A mesure que le thème de la transformation envahit le microcosme professionnel sous l’emprise hypnotique d’un techno-marketing bien rôdé, l’idée que la coopération est un facteur de croissance fait son chemin, bien que l’observation de la vie des entreprises nous révèle malheureusement qu’il s’agit trop souvent d’une utopie. Dans cette perspective d’une transformation dont on imagine volontiers qu’elle nous emmène vers un monde plus coopératif, portée par une vague digitale devenue mouvement perpétuel … deux remarques doivent être formulées.

Transformation subies et transformations voulues

« A la croisée de ces chemins qui mêlent numérique et humain, la Direction des RH a un rôle à jouer pour que l’entreprise puisse collectivement apprendre à s’adapter et à tirer profit des opportunités qui s’offrent à elle »

La première remarque consiste à s’interroger sur le rôle réel que joue le numérique dans cette transformation.

Le digital est en effet un facteur objectif d’évolution des comportements dans la société civile. Il contribue par ailleurs à la désintermédiation de positions affirmées et choque des équilibres établis, y compris étatiques.
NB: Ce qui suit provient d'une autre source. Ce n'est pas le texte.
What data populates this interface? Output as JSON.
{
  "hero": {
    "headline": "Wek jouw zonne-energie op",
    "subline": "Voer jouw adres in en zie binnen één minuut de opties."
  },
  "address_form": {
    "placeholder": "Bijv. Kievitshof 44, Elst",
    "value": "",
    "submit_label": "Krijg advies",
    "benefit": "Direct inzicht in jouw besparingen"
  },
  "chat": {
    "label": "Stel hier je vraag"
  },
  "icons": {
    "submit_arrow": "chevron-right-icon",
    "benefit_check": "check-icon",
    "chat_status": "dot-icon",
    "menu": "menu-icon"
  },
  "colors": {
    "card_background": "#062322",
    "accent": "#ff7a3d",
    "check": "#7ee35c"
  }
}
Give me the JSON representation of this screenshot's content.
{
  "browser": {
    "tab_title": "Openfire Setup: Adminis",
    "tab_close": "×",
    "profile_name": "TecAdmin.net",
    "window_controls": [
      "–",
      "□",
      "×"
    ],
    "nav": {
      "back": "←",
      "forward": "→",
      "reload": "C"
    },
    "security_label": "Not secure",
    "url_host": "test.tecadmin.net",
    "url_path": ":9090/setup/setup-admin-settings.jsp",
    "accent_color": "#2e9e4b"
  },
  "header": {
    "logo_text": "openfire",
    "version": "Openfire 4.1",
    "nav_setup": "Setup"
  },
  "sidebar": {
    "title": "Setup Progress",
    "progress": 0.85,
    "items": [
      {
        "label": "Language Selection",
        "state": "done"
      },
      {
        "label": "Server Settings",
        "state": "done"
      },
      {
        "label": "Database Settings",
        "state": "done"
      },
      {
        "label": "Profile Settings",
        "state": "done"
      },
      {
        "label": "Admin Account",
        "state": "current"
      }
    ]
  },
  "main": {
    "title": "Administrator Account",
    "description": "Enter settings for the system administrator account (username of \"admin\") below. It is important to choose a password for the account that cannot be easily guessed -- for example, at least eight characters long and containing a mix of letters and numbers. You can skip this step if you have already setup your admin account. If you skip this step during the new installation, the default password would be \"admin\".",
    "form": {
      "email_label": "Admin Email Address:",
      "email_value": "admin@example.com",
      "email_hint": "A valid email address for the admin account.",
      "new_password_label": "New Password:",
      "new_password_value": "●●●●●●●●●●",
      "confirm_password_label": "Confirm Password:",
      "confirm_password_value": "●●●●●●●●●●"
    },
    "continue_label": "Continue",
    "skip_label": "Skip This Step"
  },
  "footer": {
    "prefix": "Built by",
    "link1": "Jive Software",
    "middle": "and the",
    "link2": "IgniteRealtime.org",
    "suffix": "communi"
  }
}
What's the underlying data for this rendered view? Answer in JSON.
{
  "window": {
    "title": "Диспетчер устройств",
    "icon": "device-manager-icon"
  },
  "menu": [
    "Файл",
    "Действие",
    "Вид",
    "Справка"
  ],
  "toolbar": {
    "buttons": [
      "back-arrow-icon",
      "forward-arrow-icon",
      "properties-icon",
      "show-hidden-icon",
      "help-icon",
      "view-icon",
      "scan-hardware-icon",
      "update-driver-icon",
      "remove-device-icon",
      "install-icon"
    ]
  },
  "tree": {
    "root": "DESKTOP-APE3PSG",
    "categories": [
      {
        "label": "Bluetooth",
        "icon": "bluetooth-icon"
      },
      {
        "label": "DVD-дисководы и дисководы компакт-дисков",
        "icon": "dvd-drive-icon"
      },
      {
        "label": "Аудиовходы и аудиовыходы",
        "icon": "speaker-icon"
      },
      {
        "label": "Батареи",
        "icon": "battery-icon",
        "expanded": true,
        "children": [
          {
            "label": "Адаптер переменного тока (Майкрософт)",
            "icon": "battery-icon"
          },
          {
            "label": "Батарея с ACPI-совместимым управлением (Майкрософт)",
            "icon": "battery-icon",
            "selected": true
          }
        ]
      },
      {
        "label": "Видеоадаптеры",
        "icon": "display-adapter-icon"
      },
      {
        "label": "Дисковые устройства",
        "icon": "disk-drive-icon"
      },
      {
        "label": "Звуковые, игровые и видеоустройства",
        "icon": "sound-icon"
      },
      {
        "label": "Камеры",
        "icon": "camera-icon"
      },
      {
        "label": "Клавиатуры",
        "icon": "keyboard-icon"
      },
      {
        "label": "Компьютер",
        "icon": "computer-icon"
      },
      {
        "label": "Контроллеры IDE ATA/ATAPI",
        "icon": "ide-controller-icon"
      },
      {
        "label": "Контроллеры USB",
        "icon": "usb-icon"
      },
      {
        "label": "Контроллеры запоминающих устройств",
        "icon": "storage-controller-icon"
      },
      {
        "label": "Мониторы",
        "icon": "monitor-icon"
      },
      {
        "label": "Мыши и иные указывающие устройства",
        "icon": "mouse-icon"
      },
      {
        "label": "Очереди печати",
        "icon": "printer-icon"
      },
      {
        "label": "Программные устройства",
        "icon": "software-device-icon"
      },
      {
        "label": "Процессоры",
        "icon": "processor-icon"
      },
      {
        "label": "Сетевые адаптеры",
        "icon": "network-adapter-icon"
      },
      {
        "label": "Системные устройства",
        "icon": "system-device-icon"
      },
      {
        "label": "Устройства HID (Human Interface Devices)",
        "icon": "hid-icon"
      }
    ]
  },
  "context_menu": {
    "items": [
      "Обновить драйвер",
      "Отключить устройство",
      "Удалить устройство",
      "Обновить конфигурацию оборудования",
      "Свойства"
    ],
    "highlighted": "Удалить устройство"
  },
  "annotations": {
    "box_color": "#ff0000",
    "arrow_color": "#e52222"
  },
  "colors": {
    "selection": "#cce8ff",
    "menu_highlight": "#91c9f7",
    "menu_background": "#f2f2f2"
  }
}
Ainsi, sans aller jusqu’à s’aventurer dans l’extraordinaire champ des possibles qu’il ouvre comme nous y invite Michel Serres dans « La petite Poucette », le digital impose au moins aux entreprises de s’adapter à des phénomènes auxquels elles ne sont pas préparées voire même auxquels elles sont dans l’ensemble plutôt réfractaires quoi qu’en disent leurs discours. En cela, on peut considérer le digital comme une cause exogène de changement, ou, autrement dit, comme l’un des déterminants de transformations subies.
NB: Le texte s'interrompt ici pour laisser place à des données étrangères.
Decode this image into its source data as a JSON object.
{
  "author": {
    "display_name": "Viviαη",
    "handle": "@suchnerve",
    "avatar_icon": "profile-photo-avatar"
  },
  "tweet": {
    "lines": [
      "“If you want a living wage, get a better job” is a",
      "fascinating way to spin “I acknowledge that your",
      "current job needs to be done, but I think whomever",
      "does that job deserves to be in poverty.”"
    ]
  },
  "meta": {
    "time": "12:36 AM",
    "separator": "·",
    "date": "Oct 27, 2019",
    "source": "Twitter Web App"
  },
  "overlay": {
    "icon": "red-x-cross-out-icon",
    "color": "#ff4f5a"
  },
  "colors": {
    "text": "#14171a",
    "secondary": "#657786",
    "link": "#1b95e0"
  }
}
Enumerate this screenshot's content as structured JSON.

Mais le digital constitue également un levier de transformation souhaitée, c’est-à-dire un ensemble de solutions – à entendre au-delà de leurs seules aspects techniques – vraisemblablement utiles aux transformations qu’elles estiment devoir engager pour soutenir leur compétitivité. La transformation dont il s’agit est alors une transformation résolue, un changement dont la cause est endogène, et dans laquelle le numérique peut jouer un rôle essentiel.

Il y a donc en réalité deux espaces de transformation qui se combinent : l’adaptation de l’entreprise à un champ de réalités environnementales nouvelles et l’évolution de l’entreprise vers une (ou peut-être « des ») forme qui restaure sa compétitivité dans la durée.
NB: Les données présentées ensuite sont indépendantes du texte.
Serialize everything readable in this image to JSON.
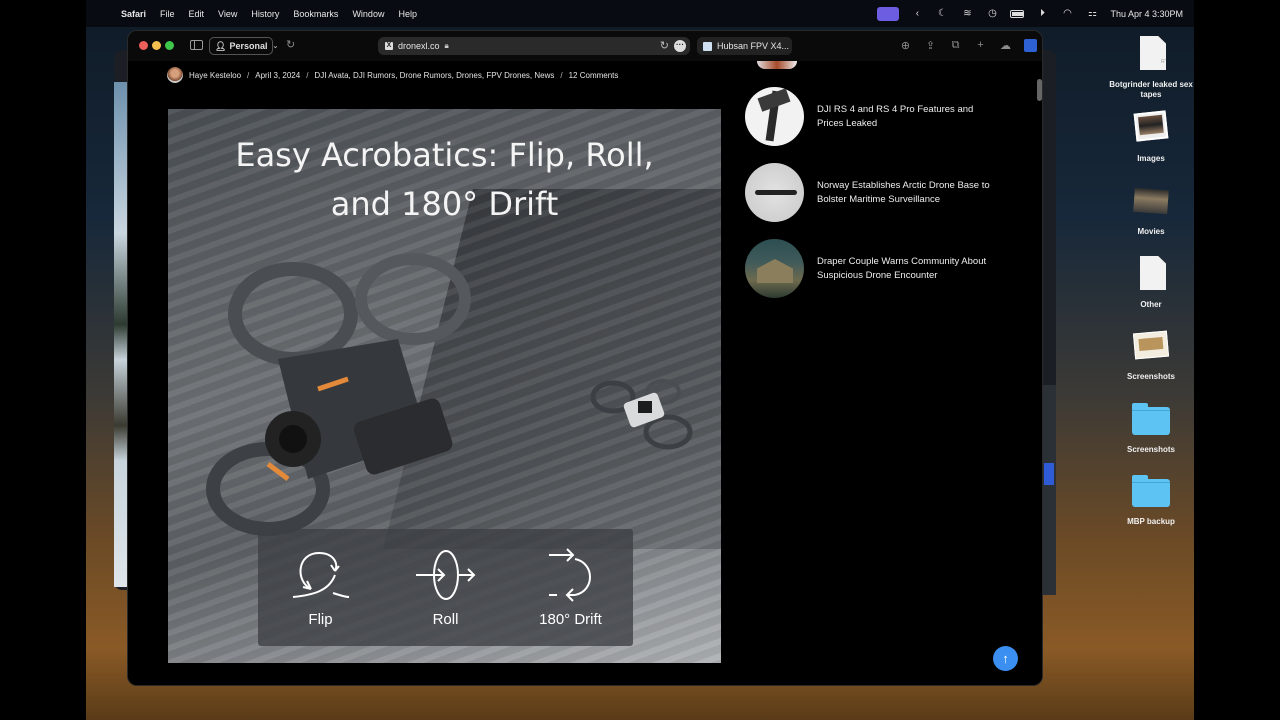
{
  "menubar": {
    "apple_icon": "apple-icon",
    "app_name": "Safari",
    "menus": [
      "File",
      "Edit",
      "View",
      "History",
      "Bookmarks",
      "Window",
      "Help"
    ],
    "status_icons": [
      "screen-share-icon",
      "chevron-left-icon",
      "moon-icon",
      "layers-icon",
      "time-machine-icon",
      "battery-icon",
      "play-icon",
      "wifi-icon",
      "control-center-icon"
    ],
    "clock": "Thu Apr 4  3:30PM"
  },
  "browser": {
    "profile_label": "Personal",
    "url": "dronexl.co",
    "other_tab_title": "Hubsan FPV X4...",
    "toolbar_icons": [
      "download-icon",
      "share-icon",
      "tab-overview-icon",
      "new-tab-icon",
      "icloud-icon",
      "extension-icon"
    ]
  },
  "article": {
    "author": "Haye Kesteloo",
    "date": "April 3, 2024",
    "categories": "DJI Avata, DJI Rumors, Drone Rumors, Drones, FPV Drones, News",
    "comments": "12 Comments",
    "separator": "/",
    "hero": {
      "headline_line1": "Easy Acrobatics: Flip, Roll,",
      "headline_line2": "and 180° Drift",
      "maneuvers": [
        {
          "label": "Flip",
          "icon": "flip-icon"
        },
        {
          "label": "Roll",
          "icon": "roll-icon"
        },
        {
          "label": "180° Drift",
          "icon": "drift-icon"
        }
      ]
    }
  },
  "related_posts": [
    {
      "title": "DJI RS 4 and RS 4 Pro Features and Prices Leaked"
    },
    {
      "title": "Norway Establishes Arctic Drone Base to Bolster Maritime Surveillance"
    },
    {
      "title": "Draper Couple Warns Community About Suspicious Drone Encounter"
    }
  ],
  "scroll_top_label": "↑",
  "desktop_items": [
    {
      "label": "Botgrinder leaked sex tapes",
      "type": "rtf-file",
      "badge": "RTF"
    },
    {
      "label": "Images",
      "type": "photo-stack"
    },
    {
      "label": "Movies",
      "type": "movie-stack"
    },
    {
      "label": "Other",
      "type": "document-stack"
    },
    {
      "label": "Screenshots",
      "type": "screenshot-stack"
    },
    {
      "label": "Screenshots",
      "type": "folder"
    },
    {
      "label": "MBP backup",
      "type": "folder"
    }
  ],
  "colors": {
    "accent_blue": "#3b8ff0",
    "folder_blue": "#5cc3f3",
    "traffic_red": "#ec5f5a",
    "traffic_yellow": "#f4bf4f",
    "traffic_green": "#3dc64a"
  }
}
Technologies et facteur humain

La seconde remarque consiste à s’étonner devant la faible place que l’on accorde dans cette affaire au facteur humain :

  • comme si la technologie à elle seule rendait la coopération évidente, spontanée et naturelle
  • comme si le seul fait de disposer d’un accès facile à des masses considérables de données suffisait à rendre intelligentes les décisions que l’on prend ;
  • comme si certaines activités pouvaient s’affranchir concrètement et durablement de l’organisation et l’ordre que commande parfois le besoin d’efficacité et de productivité

Dans les années 90 déjà, les adeptes du Knowledge Management avait déjà pêché par le même type d’excès d’allégeance aux promesses démesurées des technologies, occultant alors quasi systématiquement le facteur humain et s’étonnant ensuite, comme un soufflé qui retombe, de la faible réalité du partage de connaissances au sein des entreprises. Pourtant les travaux sur la socialisation de Nonaka & Takeuchi, guidés par un approche qui ne dissocie pas l’Homme et les connaissances, auraient pu inviter la communauté à plus de lucidité en la matière. Là encore, la réponse la plus fréquente fut d’ordre technologique, comme si les chats et autres forums de l’époque, bien qu’offrant une interactivité synchrone ou asynchrone réelle, suffisaient à donner envie d’interagir !

En résumé, sans diminuer l’importance du rôle des technologies en tant que telles, sous-estimer l’importance de l’humain, avec ses inerties, ses incohérences, et tout ce qui en fait le charme … est une erreur dont la conséquence sera au moins de ralentir la survenue des effets escomptés.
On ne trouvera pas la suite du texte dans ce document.